Dar es Salaam. The government has assured companies including owners and operators of Inland Container Depots (ICDs) that their jobs will be secured if a new investors take over the management and operations of the Dar es Salaam Port.

It said the companies working with the port will, instead, have to expand business to meet the new demands that would come with expanded port operations.

Temeke District Commissioner Mobare Matinyi said this yesterday when he toured ICDs located in the district—Hesu Investment Ltd—to acquaint himself with investments in the district and know businesses that contribute to the economy.

Speaking after the tour, the DC said he had a dialogue with the director of the Dar es Salaam Port where he learned the government has plans to build new berths at the port that include berths 12, 13,14, and 15.

“Presently, we have a Kurasini oil jet which will be extended to Kigamboni to form berths 12 to 15 that will be used for storing fuel, cooking oil and gas,” he said.

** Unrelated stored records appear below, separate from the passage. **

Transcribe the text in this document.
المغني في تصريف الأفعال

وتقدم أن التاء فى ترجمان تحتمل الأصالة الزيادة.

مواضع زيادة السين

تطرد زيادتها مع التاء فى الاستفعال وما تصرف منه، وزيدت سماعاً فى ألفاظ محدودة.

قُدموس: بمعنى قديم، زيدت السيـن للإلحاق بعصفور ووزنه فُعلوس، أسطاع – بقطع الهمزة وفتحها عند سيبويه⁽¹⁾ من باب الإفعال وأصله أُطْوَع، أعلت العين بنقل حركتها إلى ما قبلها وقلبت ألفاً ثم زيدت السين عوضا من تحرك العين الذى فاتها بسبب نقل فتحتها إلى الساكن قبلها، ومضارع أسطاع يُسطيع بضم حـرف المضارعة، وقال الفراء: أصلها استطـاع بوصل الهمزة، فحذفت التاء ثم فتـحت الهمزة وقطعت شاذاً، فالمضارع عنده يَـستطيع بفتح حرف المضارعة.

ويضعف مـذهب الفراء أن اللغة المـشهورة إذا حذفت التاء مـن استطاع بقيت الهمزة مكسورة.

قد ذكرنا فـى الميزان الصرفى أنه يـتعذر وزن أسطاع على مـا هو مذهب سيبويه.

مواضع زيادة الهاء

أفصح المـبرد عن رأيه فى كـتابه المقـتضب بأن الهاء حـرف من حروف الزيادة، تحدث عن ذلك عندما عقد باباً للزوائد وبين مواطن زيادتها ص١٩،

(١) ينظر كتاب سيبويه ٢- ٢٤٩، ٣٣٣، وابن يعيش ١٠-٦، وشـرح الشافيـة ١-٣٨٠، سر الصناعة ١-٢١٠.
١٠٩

The DC said he was not privy how much the expansion will cost but learned during the discussion that construction of one berth costs around $100 million and government plans to do that through foreign direct investments.

He said the government’s projection was to increase exports and imports at the Dar es Salaam Port to 38 million tonnes or more by 2030. “That’s why the government is looking for an investor who will introduce modern and efficient operations,” said the DC.

The DC added that the current data show that exports and imports at the Dar es Salaam port in the financial year 2022/2023 reached 22.2 million tonnes compared to the Mombasa port that stood at 33.74 million tonnes during the same period.

According to the DC, goods from Uganda and Rwanda passing through the Mombasa port stood at 75 percent last year and fell this year to 65 percent after the improved efficiency at the Dar es Salaam port.

He said that President Samia Suluhu Hassan invested in modern heavy duty cranes that cost between Sh40 billion and 50 billion each.

Mr Matinyi said said plans are also underway to invest in rubber-tired cranes that will be supported by folk lifts and other equipment that require an investor with modern technology.

“If the government decides to expand the port itself instead of seeking an investor it will require at least Sh5 trillion to improve berths 8 to 15,” he said.

According to him, landlocked countries, including Uganda, DRC, Burundi, Rwanda, Zambia, Malawi, and Zimbabwe pass 70 million tonnes of goods through ports including the Dar es Salaam port (8.5 million tonnes) and the rest pass through Mombasa, Beira, Maputo, Durban, and Walbis ports.